Anayasa'nın kabulünün bir başka önemli etkeni olarak, ihtilal öncesi iç savaş ortamı nedeni ile vatandaşların kendi hayatlarından endişe etmesi oldu.

Aynı halk oylamasında, Kenan Evren otomatik olarak Cumhurbaşkanı seçildi.
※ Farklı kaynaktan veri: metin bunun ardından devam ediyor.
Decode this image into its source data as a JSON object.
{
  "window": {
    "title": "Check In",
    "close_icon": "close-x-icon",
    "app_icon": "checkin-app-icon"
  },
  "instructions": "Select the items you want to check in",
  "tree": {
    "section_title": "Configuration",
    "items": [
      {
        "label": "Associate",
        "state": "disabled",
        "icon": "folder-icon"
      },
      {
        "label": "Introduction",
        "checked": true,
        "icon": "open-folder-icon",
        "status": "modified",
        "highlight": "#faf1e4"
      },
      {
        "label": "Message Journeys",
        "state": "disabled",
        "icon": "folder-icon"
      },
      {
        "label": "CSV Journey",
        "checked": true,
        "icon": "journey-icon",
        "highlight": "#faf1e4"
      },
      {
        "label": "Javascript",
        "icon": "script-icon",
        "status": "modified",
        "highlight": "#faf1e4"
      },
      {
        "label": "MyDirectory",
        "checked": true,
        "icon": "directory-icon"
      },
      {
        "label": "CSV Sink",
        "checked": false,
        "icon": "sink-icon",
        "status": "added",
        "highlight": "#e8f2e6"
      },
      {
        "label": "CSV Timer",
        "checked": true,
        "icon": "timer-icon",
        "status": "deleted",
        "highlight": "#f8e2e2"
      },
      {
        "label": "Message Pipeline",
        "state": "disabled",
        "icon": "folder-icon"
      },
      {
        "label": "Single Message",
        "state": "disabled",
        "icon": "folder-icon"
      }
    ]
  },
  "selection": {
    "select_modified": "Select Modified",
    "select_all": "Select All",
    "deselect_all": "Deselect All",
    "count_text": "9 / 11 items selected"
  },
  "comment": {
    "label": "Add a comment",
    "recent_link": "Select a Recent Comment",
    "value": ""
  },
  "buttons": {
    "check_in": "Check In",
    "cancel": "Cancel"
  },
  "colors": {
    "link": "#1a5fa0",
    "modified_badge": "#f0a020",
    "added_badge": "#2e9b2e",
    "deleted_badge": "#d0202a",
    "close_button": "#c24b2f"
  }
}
Kabul edilen Anayasa'da bulunan, askerî yönetim üyelerinin ömür boyu yargılanmasını engelleyen, geçici 15. madde, 2010 Türkiye anayasa değişikliği referandumuna kadar kaldırılmadı.

Darbenin sorumluları ilk kez hakim karşısında

"Milli Güvenlik Konseyi üyelerinin yargılanamayacağı"na dair anayasanın geçici 15'inci maddesi, 12 Eylül 2010'daki referandumun ardından kaldırıldı.

Ardından Türkiye'nin dört bir tarafından, darbenin sorumluları ile bu kişilerin emir ve talimatlarını uygulayanlar hakkındaki suç duyuruları yapıldı.

O dönem hayatta olan Evren ile eski Hava Kuvvetleri Komutanı Tahsin Şahinkaya hakkında Ankara Cumhuriyet Başsavcılığınca soruşturma başlatıldı.

Evren ve Şahinkaya hakkında hazırlanan iddianamenin Ankara 12'nci Ağır Ceza Mahkemesince 10 Ocak 2012'de kabul edilmesiyle Türkiye tarihinde ilk kez bir darbenin sorumluları yargı önüne çıkarıldı.

İki darbeci, ''Türkiye Cumhuriyeti Anayasası'nın tamamını veya bir kısmını değiştirmeye veya ortadan kaldırmaya ve anayasa ile teşekkül etmiş olan Türkiye Büyük Millet Meclisini ortadan kaldırmaya veya görevini yapmasına engel olmaya cebren teşebbüs etmek'' ile suçlandı.

Sağlık gerekçesiyle duruşmalara katılmayan Evren ve Şahinkaya, telekonferans aracılığıyla yaptıkları savunmalarında suçlamaları kabul etmedi, kurucu iktidar olduklarını, mevcut mahkemelerin kendilerini yargılayamayacağını öne sürdü.

Devam eden dava, Ankara 12'nci Ağır Ceza Mahkemesi yasayla kapatılınca dosya Ankara 10'uncu Ağır Ceza Mahkemesine devredildi.

Mahkeme, 18 Haziran 2014'te Evren ve Şahinkaya'yı, 1979'da verdikleri muhtırayla "anayasa ve TBMM'yi ortadan kaldırmaya ve görevini yapmasını engellemeye teşebbüs", 1980'de de cebren "anayasayı tağyir, tebdil veya ilgaya ve bu kanun ile teşekkül eden TBMM'yi ıskat ve cebren men" suçundan ağırlaştırılmış müebbet hapis cezasına çarptırdı.